Doubt, Jerkface, Gladys, and Hope

Why does there have to be a little voice in the back of your head that makes you doubt yourself? My mean voice hurts my feelings all the time. It pokes at me and picks on me and backs me up into a corner, like some grade school bully. A couple days ago I thought I was finally having a good week at being a mom, but suddenly my teenager is in tears telling me that she is feeling left out and uninteresting at school. The whole time I’m calmly talking to my daughter, the harsh voice in my head is saying, see? that’s all your fault right there. You didn’t give her the tools she needs, and now she’s going to be just as insecure as you are. I shut it down so I could focus on my daughter, but the lingering doubt stayed with me for the rest of the day.

My inner voice laughs in disgust at me sometimes. It’s like a real person, another version of me, only, she’s the meanest version of me. Let’s call her Jerkface.  She’ll tell me that I’m a good friend, but cackle when she tells me I’m not as good as someone else. Facebook is the surest way to let her have a field day. See? Look right there. That’s all the proof you need. You’ll never be THAT cool. You’ll never measure up to HER as a friend. And look at that post. They didn’t bother to invite you, because you don’t fit in. And right around here is where the mature voice in my head chimes in and adds her two cents.
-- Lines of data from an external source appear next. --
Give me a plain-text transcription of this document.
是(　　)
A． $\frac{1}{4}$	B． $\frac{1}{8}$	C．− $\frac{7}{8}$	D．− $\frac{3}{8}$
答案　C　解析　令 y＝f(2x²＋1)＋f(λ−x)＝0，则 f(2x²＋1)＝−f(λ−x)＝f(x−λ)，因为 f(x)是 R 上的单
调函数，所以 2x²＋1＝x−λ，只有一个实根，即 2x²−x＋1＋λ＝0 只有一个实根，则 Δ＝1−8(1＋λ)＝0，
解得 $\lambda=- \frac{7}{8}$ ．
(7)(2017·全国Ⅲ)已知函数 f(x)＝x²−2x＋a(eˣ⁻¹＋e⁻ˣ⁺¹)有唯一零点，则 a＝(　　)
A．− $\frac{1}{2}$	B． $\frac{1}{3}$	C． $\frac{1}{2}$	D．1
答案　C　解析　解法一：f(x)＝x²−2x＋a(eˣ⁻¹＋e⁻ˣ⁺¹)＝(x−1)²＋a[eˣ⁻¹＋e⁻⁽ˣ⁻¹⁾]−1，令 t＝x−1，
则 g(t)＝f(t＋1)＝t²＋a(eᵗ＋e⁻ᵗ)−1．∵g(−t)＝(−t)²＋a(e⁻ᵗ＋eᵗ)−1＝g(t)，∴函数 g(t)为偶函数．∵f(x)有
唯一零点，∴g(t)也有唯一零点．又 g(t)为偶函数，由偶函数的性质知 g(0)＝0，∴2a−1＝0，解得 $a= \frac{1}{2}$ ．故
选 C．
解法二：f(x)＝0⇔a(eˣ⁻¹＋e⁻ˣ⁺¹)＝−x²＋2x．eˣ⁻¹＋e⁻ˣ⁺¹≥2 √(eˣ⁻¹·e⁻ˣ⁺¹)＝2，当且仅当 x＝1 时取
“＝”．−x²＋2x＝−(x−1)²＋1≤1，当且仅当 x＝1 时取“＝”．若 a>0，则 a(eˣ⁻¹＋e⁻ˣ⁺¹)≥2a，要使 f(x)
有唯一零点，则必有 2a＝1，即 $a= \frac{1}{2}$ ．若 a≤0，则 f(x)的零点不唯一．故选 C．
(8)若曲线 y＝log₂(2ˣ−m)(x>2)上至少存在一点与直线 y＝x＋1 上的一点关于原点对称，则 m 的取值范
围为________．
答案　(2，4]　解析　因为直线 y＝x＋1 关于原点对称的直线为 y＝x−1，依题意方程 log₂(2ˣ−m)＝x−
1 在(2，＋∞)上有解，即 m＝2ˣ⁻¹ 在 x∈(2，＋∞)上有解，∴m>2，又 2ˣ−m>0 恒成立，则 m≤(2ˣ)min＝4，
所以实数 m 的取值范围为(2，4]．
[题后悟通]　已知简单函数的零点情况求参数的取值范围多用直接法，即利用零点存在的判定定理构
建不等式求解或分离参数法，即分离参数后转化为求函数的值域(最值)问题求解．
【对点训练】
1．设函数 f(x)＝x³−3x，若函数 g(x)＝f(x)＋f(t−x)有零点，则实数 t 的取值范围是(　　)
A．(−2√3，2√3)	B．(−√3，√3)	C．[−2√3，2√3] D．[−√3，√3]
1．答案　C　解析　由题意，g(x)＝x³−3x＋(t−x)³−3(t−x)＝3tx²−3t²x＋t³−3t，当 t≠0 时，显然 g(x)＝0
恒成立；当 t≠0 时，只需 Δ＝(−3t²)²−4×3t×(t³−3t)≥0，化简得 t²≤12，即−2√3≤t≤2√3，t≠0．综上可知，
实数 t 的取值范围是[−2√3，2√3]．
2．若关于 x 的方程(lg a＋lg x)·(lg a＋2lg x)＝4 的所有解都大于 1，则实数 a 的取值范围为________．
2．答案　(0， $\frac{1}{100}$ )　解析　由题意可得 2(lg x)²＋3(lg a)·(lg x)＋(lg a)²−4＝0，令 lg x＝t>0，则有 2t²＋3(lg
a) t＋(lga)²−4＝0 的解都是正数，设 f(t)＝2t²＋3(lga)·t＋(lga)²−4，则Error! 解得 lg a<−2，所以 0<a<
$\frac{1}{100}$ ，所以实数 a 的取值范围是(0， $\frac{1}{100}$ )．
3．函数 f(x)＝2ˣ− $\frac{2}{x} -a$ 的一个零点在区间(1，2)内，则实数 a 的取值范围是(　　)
She’s very quick to defend, but she sounds like an older, boring version of me. Let’s call her Gladys (not that there aren’t some kickass people named Gladys,but still). Don’t you listen to her, you’ve got great friends and they love you. And I try so hard to believe her, when Jerkface laughs and hits back with, yeah, until they find someone better. 

Jerkface’s whispered voice gets right under my skin. They don’t call. They don’t text. They’ll never visit. Face it, they just don’t like you.  That’s the thing with doubt though, it’s a torturous kind of fear. It has the power to know what hurts and scares me the most.

It’s so crowded in my head most days. When I’m not trying to remember important dates for the girls, or outings with my friends, or when my hubby will be out of town, I’m in a constant battle within. And it’s so hard to fight against yourself. Only your own mind knows the best ways to punish and the best places to leave a mark.

It’s on the days when my defenses are weak and I haven’t had enough sleep that the Jerkface makes an appearance. She comes along with no warning. She kicks me hard when I’m down and even harder when I’m pushing myself to get back up. But I fight her. If I let her voice win and pull me down under the weight of all of that doubt, I’d be lost.

My logical, confident self who, come to think of it, doesn’t appear as often as she should, reminds me that I deserve a lot of good things. She whispers about all the good things in my life and all the good times I’ve had. If she were a person, I’d call her Hope. She offers a hand usually when I’ve been put through the ringer by Jerkface. She helps me up and stops the bleeding and reminds me of who I am and how much I’m loved and worthy of that love. I really like her.

Mostly I live for the blissful days of silence, when I’m able to tune out the chaos inside my head. I think on those days, Hope has won out and kicked Jerkface’s ass before she even gets one foot inside my mind, while Gladys calmly sips some blueberry tea that has way too much sugar in it and looks on, mildly amused. Doubt is one serious mamma jamma. If you’re feeling like me out there and you have your own Jerkface, know that you’re not alone, and just give Hope enough time to kick some ass.